Benefits Over Self-RAG

  • No special training required for the main LLM — the classifier is trained separately; the generation model is unchanged.

  • More explicit routing — the decision is made by a dedicated classifier, not reflection tokens embedded in generation.

  • Easier to audit — routing decisions are explicit and logged.

Results

Adaptive-RAG achieves comparable or better performance to always-retrieve baselines while reducing total retrieval calls by ~40% on benchmarks where many queries are simple.


5. GraphRAG

Paper: From Local to Global: A Graph RAG Approach to Query-Focused Summarization (Edge et al., Microsoft, 2024)

Core Idea

Standard vector RAG retrieves by semantic similarity. This works well for specific fact lookup but fails for global questions about large corpora ("What are the main themes in this collection of documents?"). GraphRAG builds a knowledge graph from the document corpus and retrieves by traversing the graph.

Pipeline

Indexing phase:

  1. Chunk documents (standard chunking).

  2. Extract entities and relations — use an LLM to extract entity names, types, and relationships from each chunk.

  3. Build knowledge graph — nodes are entities; edges are relationships between entities.

  4. Community detection — apply the Leiden algorithm to identify clusters of tightly related entities (communities).

  5. Generate community summaries — for each community, use an LLM to write a summary of what that community represents.

Query phase:

  • Global queries (themes, overview): use community summaries; generate a map-reduce answer across all relevant communities.

  • Local queries (specific facts): traverse the graph from the most relevant entity outward, collecting related nodes and their text chunks.

Leiden Algorithm

The Leiden algorithm (Traag et al., 2019) is used for community detection because:

  • It improves on the Louvain algorithm by guaranteeing that communities are internally well-connected (no disconnected subgraphs).

  • It produces a hierarchical decomposition — communities of communities — enabling multi-resolution retrieval.

GraphRAG vs. Vector RAG

Dimension Vector RAG GraphRAG
Retrieval unit Text chunk Entity + its graph neighbourhood
Best for Specific fact lookup Multi-hop reasoning, thematic queries
Query type "What did document X say about Y?" "What are the main themes?" / "How are A and B related?"
Index size Proportional to chunks Proportional to entities + edges
Build cost Low (embed chunks) High (LLM extraction of entities + edges)
Update cost Re-embed changed chunks Re-extract entities from changed chunks

Microsoft Implementation

Microsoft open-sourced a full GraphRAG implementation:

  • GitHub: microsoft/graphrag

  • Integrates with Azure OpenAI and Azure AI Search.

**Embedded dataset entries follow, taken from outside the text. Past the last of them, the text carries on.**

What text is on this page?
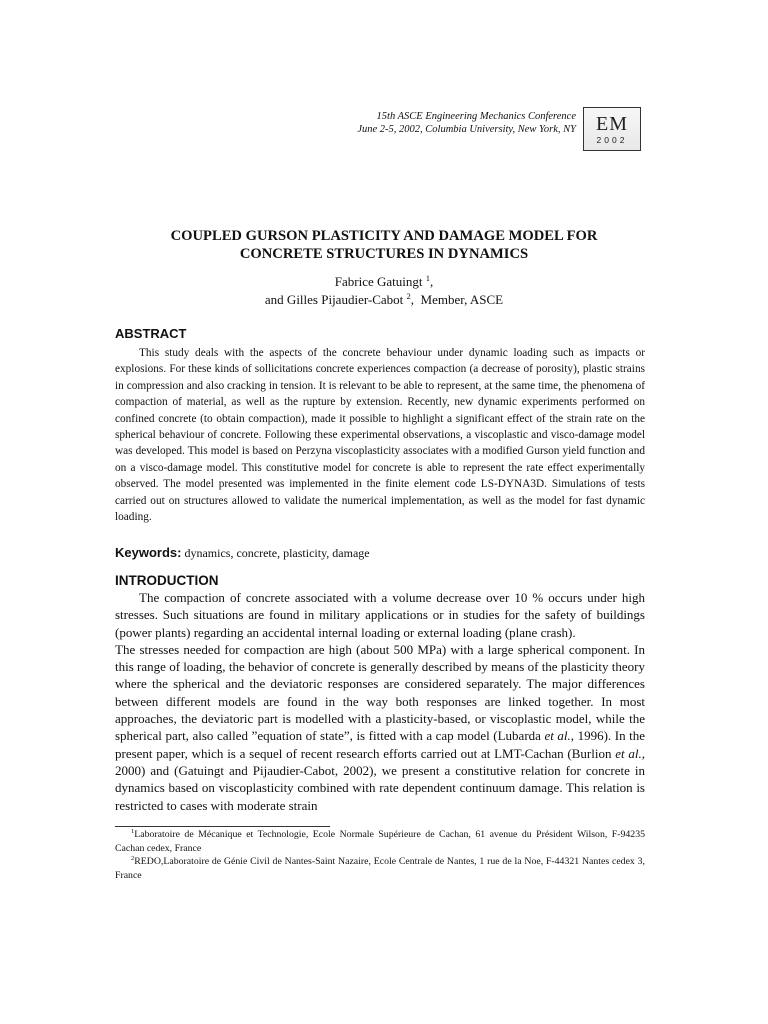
15th ASCE Engineering Mechanics Conference
June 2-5, 2002, Columbia University, New York, NY	EM
2002
COUPLED GURSON PLASTICITY AND DAMAGE MODEL FOR
CONCRETE STRUCTURES IN DYNAMICS
Fabrice Gatuingt $^1$,
and Gilles Pijaudier-Cabot $^2$,  Member, ASCE
ABSTRACT

This study deals with the aspects of the concrete behaviour under dynamic loading such as impacts or explosions. For these kinds of sollicitations concrete experiences compaction (a decrease of porosity), plastic strains in compression and also cracking in tension. It is relevant to be able to represent, at the same time, the phenomena of compaction of material, as well as the rupture by extension. Recently, new dynamic experiments performed on confined concrete (to obtain compaction), made it possible to highlight a significant effect of the strain rate on the spherical behaviour of concrete. Following these experimental observations, a viscoplastic and visco-damage model was developed. This model is based on Perzyna viscoplasticity associates with a modified Gurson yield function and on a visco-damage model. This constitutive model for concrete is able to represent the rate effect experimentally observed. The model presented was implemented in the finite element code LS-DYNA3D. Simulations of tests carried out on structures allowed to validate the numerical implementation, as well as the model for fast dynamic loading.

Keywords: dynamics, concrete, plasticity, damage
INTRODUCTION

The compaction of concrete associated with a volume decrease over 10 % occurs under high stresses. Such situations are found in military applications or in studies for the safety of buildings (power plants) regarding an accidental internal loading or external loading (plane crash).

The stresses needed for compaction are high (about 500 MPa) with a large spherical component. In this range of loading, the behavior of concrete is generally described by means of the plasticity theory where the spherical and the deviatoric responses are considered separately. The major differences between different models are found in the way both responses are linked together. In most approaches, the deviatoric part is modelled with a plasticity-based, or viscoplastic model, while the spherical part, also called ”equation of state”, is fitted with a cap model (Lubarda et al., 1996). In the present paper, which is a sequel of recent research efforts carried out at LMT-Cachan (Burlion et al., 2000) and (Gatuingt and Pijaudier-Cabot, 2002), we present a constitutive relation for concrete in dynamics based on viscoplasticity combined with rate dependent continuum damage. This relation is restricted to cases with moderate strain

$^1$Laboratoire de Mécanique et Technologie, Ecole Normale Supérieure de Cachan, 61 avenue du Président Wilson, F-94235 Cachan cedex, France

$^2$REDO,Laboratoire de Génie Civil de Nantes-Saint Nazaire, Ecole Centrale de Nantes, 1 rue de la Noe, F-44321 Nantes cedex 3, France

  • Provides both local (entity-centric) and global (community-centric) query modes.


6. Agentic RAG Architectures

Beyond individual techniques, Agentic RAG refers to full agent architectures that orchestrate multiple retrieval strategies.

RAG Agent with Tool Selection

User Query → [RAG Agent]
                ↓
         [Tool Selection]
         ┌────────────────────────────┐
         │  - vector_search(query)    │
         │  - graph_search(entities)  │
         │  - web_search(query)       │
         │  - code_exec(query)        │
         └────────────────────────────┘
                ↓
         [Retrieved context]
                ↓
         [Verification step] ← check faithfulness
                ↓
         [Generate answer]

Multi-Agent RAG Pipeline

For complex research tasks, a multi-agent system where:

  • Orchestrator receives the query and decomposes it.

  • Retrieval agents — each specialised for a different source (vector DB, web, internal APIs).

  • Synthesis agent — combines and deduplicates retrieved content.

  • Generation agent — writes the final answer grounded in synthesised context.

  • Critic agent — verifies faithfulness; rejects or flags unsupported claims.